She leaves us, and instantly the swarm closes in. Cameras, questions, the same three worries dressed up in a dozen clever phrasings.
How do you handle expectations? Is the team fractured without its leader? Am I ready to fill shoes too big for one cocky kid?I answer with practiced jokes and shrugs. Give them what they want. Maybe a bit more.
And then I see her.
She’s across the room. Her hair pulled so tight it must hurt, every strand a weapon. That black dress cuts a silhouette that makes my mouth go desert-dry, the high neckline like a challenge, a dare. She’s talking to some sponsor suit, sipping espresso with lips that once whispered filth against my neck, and Christ, I can still feel the scrape of her teeth. My pulse hammers in my throat, my wrists, between my legs. She looks like the fucking Ice Queen, and I remember the other her.
My Olympic secret flashes back: her eager lips, that wild laugh in a quiet hallway, the taste of her skin. She was a mystery that night. But today she is manicured into some perfect, distant trophy.
I watch her sip that espresso like it’s a religious rite, her eyes tracking the room with a dismissal that should make me feel small. But it doesn’t. Because I remember the night when I gave her exactly what she needed.
I cut through the crowd, feet light, smile loaded.
“Bonsoir,” I say, tilting my head, and switch to English. “Well, if it isn’t the ice queen. Still pretending we’ve never met?”
She doesn’t flinch, just lifts a brow and answers in polished German. “I meet a lot of people, Mr. Reiner. You’ll have to be more specific.”
A smirk slides across my mouth. “Right. My bad. I was the guy you climbed like a ski rack in Gardena. Ringing any bells?”
She sips her coffee, not missing a beat. “You must be confusing me with someone less discriminating.”
“Harsh.” I lean in, dropping my voice, my body reacting to her perfume almost instantly.
Her smell is expensive, something floral, exotic, a scent that belongs to a boardroom, not a bedroom. And yet I remember it on my sheets.
“Why do you pretend?” I ask directly.
“Because,” she flashes her lashes and gives me a half-smile, “then I could have just enjoyed my coffee. Without you looking at me like that.”
“Like what?”
She sets the cup down, her eyes flicking up. “Like I’m trouble. And dessert. And a bad idea.”
“You are," I say, letting it land. “The worst idea ever.”
Silence. Her cheeks growing pink, her breath going faster, her look giving away that she remembers every single detail of our night. And hates it.
I move an inch closer. “That’s why I can’t stop thinking about you.”
She leans away from me, eyes terrified before she regains composure and looks away. “You don’t even know my name.”
“I don’t need it to remember how you taste.”
Her jaw drops, she blinks and suppresses a grin. “You’ve got a big mouth.”

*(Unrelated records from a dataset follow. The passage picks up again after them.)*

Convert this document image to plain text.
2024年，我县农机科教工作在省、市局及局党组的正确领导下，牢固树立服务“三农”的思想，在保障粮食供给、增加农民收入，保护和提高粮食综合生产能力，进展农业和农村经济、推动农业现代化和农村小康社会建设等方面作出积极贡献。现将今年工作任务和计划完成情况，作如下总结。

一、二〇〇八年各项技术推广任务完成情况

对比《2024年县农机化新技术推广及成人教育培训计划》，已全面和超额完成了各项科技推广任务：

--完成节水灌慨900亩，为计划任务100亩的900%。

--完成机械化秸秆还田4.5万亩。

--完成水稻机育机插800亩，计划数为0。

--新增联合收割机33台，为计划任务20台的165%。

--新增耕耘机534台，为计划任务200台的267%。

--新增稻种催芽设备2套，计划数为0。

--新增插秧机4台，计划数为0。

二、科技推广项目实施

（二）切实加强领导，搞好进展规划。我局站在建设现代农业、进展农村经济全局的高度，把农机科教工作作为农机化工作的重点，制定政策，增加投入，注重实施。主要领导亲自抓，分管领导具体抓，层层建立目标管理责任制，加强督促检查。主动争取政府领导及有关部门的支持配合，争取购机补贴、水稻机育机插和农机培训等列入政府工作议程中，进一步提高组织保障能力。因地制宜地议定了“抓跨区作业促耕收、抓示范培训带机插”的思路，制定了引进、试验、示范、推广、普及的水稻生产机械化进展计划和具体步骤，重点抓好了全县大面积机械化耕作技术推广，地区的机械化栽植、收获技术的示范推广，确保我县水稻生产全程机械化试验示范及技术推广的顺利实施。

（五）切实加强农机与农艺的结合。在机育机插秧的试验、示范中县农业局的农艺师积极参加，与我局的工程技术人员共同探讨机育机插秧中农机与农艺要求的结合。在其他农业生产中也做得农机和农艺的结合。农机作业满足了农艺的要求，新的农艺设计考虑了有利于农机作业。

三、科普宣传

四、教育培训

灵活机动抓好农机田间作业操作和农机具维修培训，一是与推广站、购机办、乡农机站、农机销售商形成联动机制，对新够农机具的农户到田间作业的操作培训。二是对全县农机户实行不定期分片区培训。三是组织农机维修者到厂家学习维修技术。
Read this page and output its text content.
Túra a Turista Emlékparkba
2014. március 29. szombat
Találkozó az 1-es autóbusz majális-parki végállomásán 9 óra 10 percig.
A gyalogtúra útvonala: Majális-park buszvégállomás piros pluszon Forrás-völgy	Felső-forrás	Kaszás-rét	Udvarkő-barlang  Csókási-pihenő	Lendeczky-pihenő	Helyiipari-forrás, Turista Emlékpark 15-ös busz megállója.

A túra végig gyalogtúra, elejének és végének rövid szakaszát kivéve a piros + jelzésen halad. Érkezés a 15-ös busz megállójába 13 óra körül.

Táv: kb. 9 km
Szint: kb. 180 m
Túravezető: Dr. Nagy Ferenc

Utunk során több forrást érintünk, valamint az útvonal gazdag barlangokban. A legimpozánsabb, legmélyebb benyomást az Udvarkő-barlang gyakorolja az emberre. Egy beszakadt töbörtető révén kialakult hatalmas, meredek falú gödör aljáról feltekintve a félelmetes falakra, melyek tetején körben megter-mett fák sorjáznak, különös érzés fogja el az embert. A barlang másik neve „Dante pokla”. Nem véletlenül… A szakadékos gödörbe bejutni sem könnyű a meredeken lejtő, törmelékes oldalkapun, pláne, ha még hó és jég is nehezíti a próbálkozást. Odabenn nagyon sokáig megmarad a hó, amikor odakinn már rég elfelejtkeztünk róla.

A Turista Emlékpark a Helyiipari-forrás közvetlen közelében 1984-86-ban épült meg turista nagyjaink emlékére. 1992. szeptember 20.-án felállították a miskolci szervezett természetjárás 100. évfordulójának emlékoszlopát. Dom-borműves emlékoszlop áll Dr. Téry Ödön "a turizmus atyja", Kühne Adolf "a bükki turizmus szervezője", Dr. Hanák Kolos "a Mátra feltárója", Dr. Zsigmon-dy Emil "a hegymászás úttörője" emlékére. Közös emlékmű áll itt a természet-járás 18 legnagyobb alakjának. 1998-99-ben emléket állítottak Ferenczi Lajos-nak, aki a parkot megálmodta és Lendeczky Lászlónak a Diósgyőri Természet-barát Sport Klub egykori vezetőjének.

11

“And an even better tongue.” I grin, voice dropping. “Want me to prove it again?”
She laughs, low and dangerous, her ice mask back in place. “Careful, golden boy. I bite.”
“That’s what I’m counting on.”
She picks up her purse, all elegance and icy grace, and turns to leave. It almost looks like she’s gliding, but I see the crack, a hurry in her step. She’s desperate to get away, to run from what she might agree to.
A few paces away, she pauses, glancing back over her shoulder.
“If you want to make a move, Reiner… you’ll have to do better than words.”
I can’t help the grin. “Challenge accepted.”